Les guides de miel bénéficient également de la localisation des colonies : ils mangent les restes de nid d’abeilles.

Les conclusions de l’étude s’appuient sur des recherches publiées en 2014 qui montraient les immenses avantages de cette relation pour le peuple Hadza. Les guides de miel ont augmenté de 560 % le taux de découverte de nids d’abeilles par les chasseurs-cueilleurs Hadza et les ont conduits vers des nids à rendement nettement plus élevé que ceux trouvés sans guides de miel. Ces recherches antérieures ont également révélé que 8 à 10 % de l’alimentation annuelle des Hadza était acquise avec l’aide de guides de miel.

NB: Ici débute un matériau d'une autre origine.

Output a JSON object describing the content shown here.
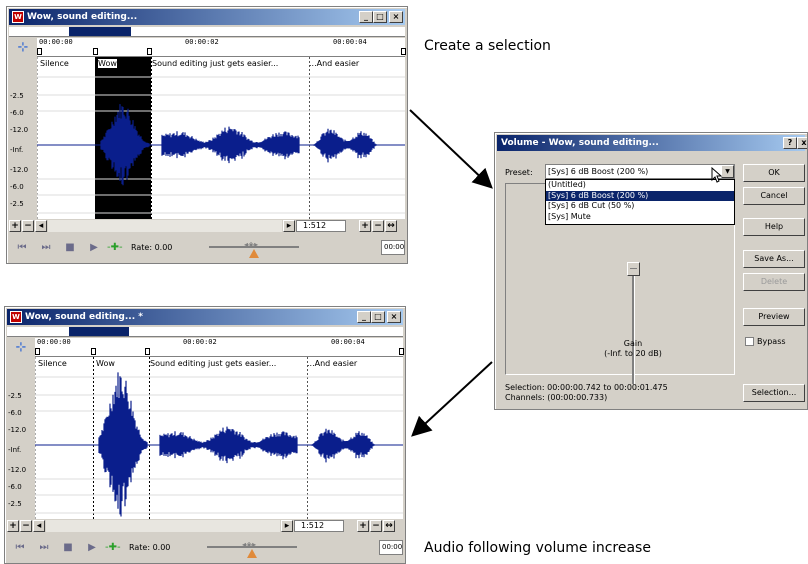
{
  "windows": [
    {
      "title": "Wow, sound editing...",
      "ruler": [
        "00:00:00",
        "00:00:02",
        "00:00:04"
      ],
      "db_scale": [
        "-2.5",
        "-6.0",
        "-12.0",
        "-Inf.",
        "-12.0",
        "-6.0",
        "-2.5"
      ],
      "regions": [
        "Silence",
        "Wow",
        "Sound editing just gets easier...",
        "...And easier"
      ],
      "zoom": "1:512",
      "rate": "Rate: 0.00",
      "time": "00:00"
    },
    {
      "title": "Wow, sound editing... *",
      "ruler": [
        "00:00:00",
        "00:00:02",
        "00:00:04"
      ],
      "db_scale": [
        "-2.5",
        "-6.0",
        "-12.0",
        "-Inf.",
        "-12.0",
        "-6.0",
        "-2.5"
      ],
      "regions": [
        "Silence",
        "Wow",
        "Sound editing just gets easier...",
        "...And easier"
      ],
      "zoom": "1:512",
      "rate": "Rate: 0.00",
      "time": "00:00"
    }
  ],
  "captions": {
    "top": "Create a selection",
    "bottom": "Audio following volume increase"
  },
  "dialog": {
    "title": "Volume - Wow, sound editing...",
    "title_buttons": [
      "?",
      "x"
    ],
    "preset_label": "Preset:",
    "preset_value": "[Sys] 6 dB Boost (200 %)",
    "preset_options": [
      "(Untitled)",
      "[Sys] 6 dB Boost (200 %)",
      "[Sys] 6 dB Cut (50 %)",
      "[Sys] Mute"
    ],
    "preset_selected_index": 1,
    "gain_label": "Gain",
    "gain_range": "(-Inf. to 20 dB)",
    "selection_info": "Selection:  00:00:00.742 to 00:00:01.475",
    "channels_info": "Channels:  (00:00:00.733)",
    "buttons": {
      "ok": "OK",
      "cancel": "Cancel",
      "help": "Help",
      "save_as": "Save As...",
      "delete": "Delete",
      "preview": "Preview",
      "selection": "Selection..."
    },
    "bypass_label": "Bypass"
  },
  "colors": {
    "waveform": "#0a1e8c",
    "selection": "#000000",
    "titlebar": "#0a246a"
  }
}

L’étude de Spottiswoode et Wood a été réalisée en collaboration avec les Hadza de Tanzanie, avec lesquels Wood mène des recherches depuis 2004, et la communauté Yao du nord du Mozambique.

Leurs travaux antérieurs dans les deux communautés ont documenté les différences dans la manière dont chaque culture attire les guides de miel. Chez les Hadza, un chasseur de miel annonce son désir de s’associer à l’oiseau en sifflant. (Écoutez le signal vocal de Hadza.)

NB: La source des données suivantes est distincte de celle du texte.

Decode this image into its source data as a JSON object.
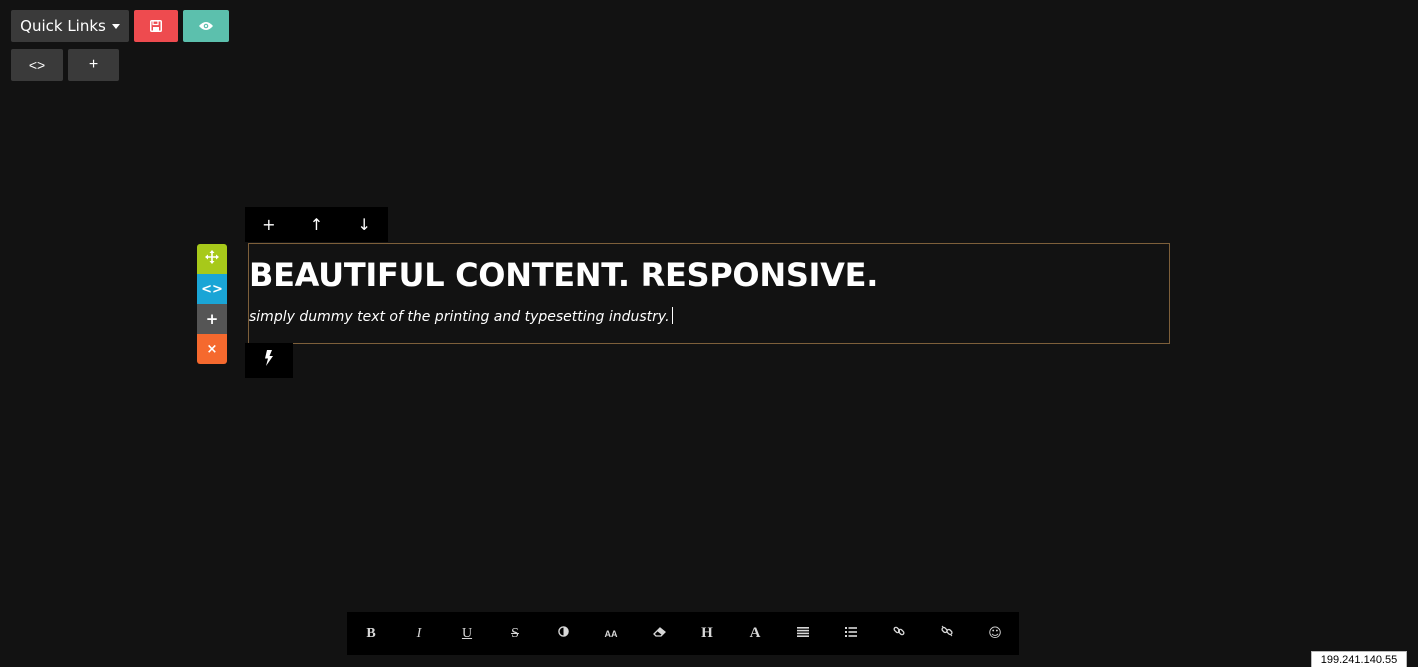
{
  "top_toolbar": {
    "quick_links_label": "Quick Links",
    "save_icon": "floppy-disk-icon",
    "preview_icon": "eye-icon",
    "code_label": "<>",
    "add_label": "+"
  },
  "row_toolbar": {
    "add_label": "+",
    "move_up_label": "↑",
    "move_down_label": "↓"
  },
  "side_toolbar": {
    "move_icon": "move-arrows-icon",
    "code_label": "<>",
    "add_label": "+",
    "remove_label": "×"
  },
  "content": {
    "headline": "BEAUTIFUL CONTENT. RESPONSIVE.",
    "subline": "simply dummy text of the printing and typesetting industry."
  },
  "action_button": {
    "icon": "lightning-bolt-icon"
  },
  "format_toolbar": {
    "bold": "B",
    "italic": "I",
    "underline": "U",
    "strikethrough": "S",
    "color_icon": "contrast-icon",
    "font_size": "AA",
    "clear_format_icon": "eraser-icon",
    "heading": "H",
    "font": "A",
    "align_icon": "align-justify-icon",
    "list_icon": "list-icon",
    "link_icon": "link-icon",
    "unlink_icon": "unlink-icon",
    "emoji": "☺"
  },
  "ip_address": "199.241.140.55",
  "colors": {
    "background": "#121212",
    "save": "#ee4b4f",
    "preview": "#5cc0ad",
    "move": "#a7c91a",
    "code": "#1aa5d6",
    "remove": "#f5692e",
    "border": "#7d5f3a"
  }
}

Au Mozambique, les chasseurs de miel Yao le font avec un « Brr !… » trillé suivi d’un « … hmm ! » guttural. (Écoutez le signal vocal Yao.)

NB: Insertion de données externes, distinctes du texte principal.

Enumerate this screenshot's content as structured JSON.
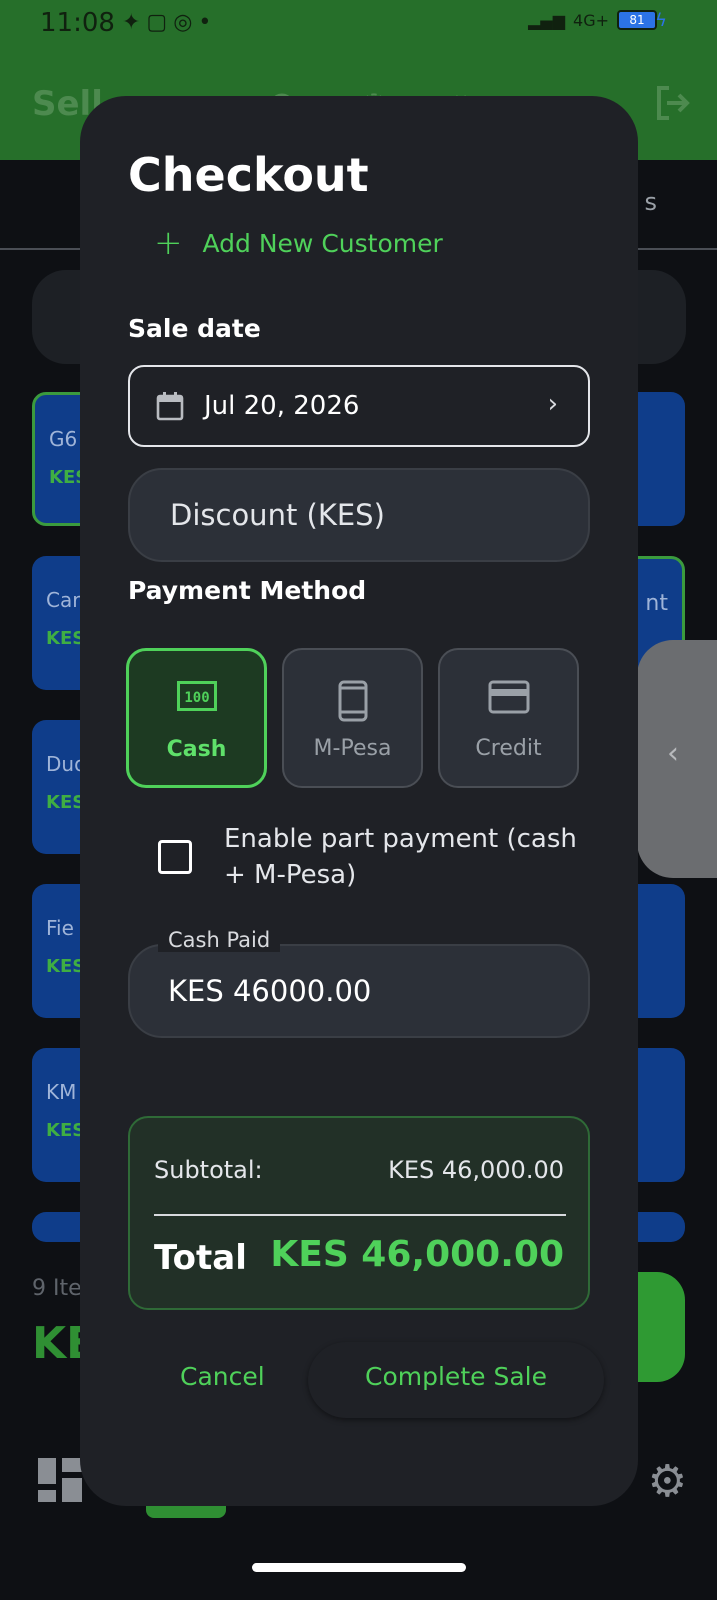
{
  "status_bar": {
    "time": "11:08",
    "battery": "81",
    "network": "4G+"
  },
  "app_bar": {
    "title": "Sell"
  },
  "background": {
    "tab_fragment": "s",
    "cards_left": [
      {
        "title": "G6",
        "price": "KES"
      },
      {
        "title": "Car",
        "price": "KES"
      },
      {
        "title": "Duo",
        "price": "KES"
      },
      {
        "title": "Fie",
        "price": "KES"
      },
      {
        "title": "KM",
        "price": "KES"
      }
    ],
    "card_right_fragment": "nt",
    "items_count": "9 Ite",
    "total_fragment": "KE"
  },
  "dialog": {
    "title": "Checkout",
    "add_customer": "Add New Customer",
    "sale_date_label": "Sale date",
    "sale_date_value": "Jul 20, 2026",
    "discount_placeholder": "Discount (KES)",
    "payment_method_label": "Payment Method",
    "payment_methods": [
      {
        "label": "Cash",
        "icon": "cash-icon",
        "selected": true
      },
      {
        "label": "M-Pesa",
        "icon": "phone-icon",
        "selected": false
      },
      {
        "label": "Credit",
        "icon": "credit-card-icon",
        "selected": false
      }
    ],
    "part_payment_label": "Enable part payment (cash + M-Pesa)",
    "part_payment_checked": false,
    "cash_paid_label": "Cash Paid",
    "cash_paid_value": "KES 46000.00",
    "summary": {
      "subtotal_label": "Subtotal:",
      "subtotal_value": "KES 46,000.00",
      "total_label": "Total",
      "total_value": "KES 46,000.00"
    },
    "cancel_label": "Cancel",
    "complete_label": "Complete Sale"
  },
  "colors": {
    "accent": "#4fd15a",
    "dialog_bg": "#1f2126",
    "app_bar": "#266f2a"
  }
}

À l’aide de modèles mathématiques et d’expériences de lecture audio, l’équipe a étudié ces signaux, leur utilité pour les humains et leurs impacts sur les oiseaux.

Ils ont exposé expérimentalement des guides de miel de Tanzanie et du Mozambique au même ensemble de sons préenregistrés. Cela a permis aux chercheurs de vérifier si les guides de miel avaient appris à reconnaître et à préférer les signaux spécialisés utilisés par les chasseurs de miel locaux – ou s’ils étaient naturellement attirés par tous ces signaux.

Les guides de miel de Tanzanie étaient trois fois plus susceptibles de coopérer lorsqu’ils entendaient les appels des Hadza locaux que ceux des Yao « étrangers ». Les guides de miel du Mozambique étaient presque deux fois plus susceptibles de coopérer lorsqu’ils entendaient l’appel Yao local, par rapport aux sifflets Hadza « étrangers ».

L’étude propose que les différences dans les signaux attirant les guides de miel ne soient pas arbitraires, mais ont un sens pratique. Lors de la chasse au miel, les Hadza et les Yao rencontrent des mammifères, mais seuls les Hadza les chassent à l’aide d’arcs et de flèches. La chasse des Hadza pourrait expliquer les sifflets moins visibles qu’ils utilisent. Des interviews filmées montrent des chasseurs Hadza expliquant qu’ils peuvent éviter d’être détectés par leurs proies parce que leurs sifflets « sonnent comme des oiseaux ».

« Pas seulement parmi les Hadza, mais aussi dans les cultures de chasse du monde entier, les gens utilisent les sifflets comme forme de communication cryptée – pour partager des informations tout en évitant d’être détectés par leurs proies », a déclaré Wood.

À l’inverse, le signal guttural de trille et de grognement que les Yao utilisent pour communiquer avec le guide du miel peut aider à effrayer les animaux qu’ils trouvent dangereux.

Bien que les humains et les oiseaux puissent apprendre de nouveaux signaux, les auteurs proposent que la relation mutuellement bénéfique entre les oiseaux et les humains engendre des traditions locales de communication homme-oiseau qui restent stables au fil du temps.

« Les avantages de la relation entre chasseur de miel et guide de miel devraient produire des traditions » collantes « de longue durée », a déclaré Wood.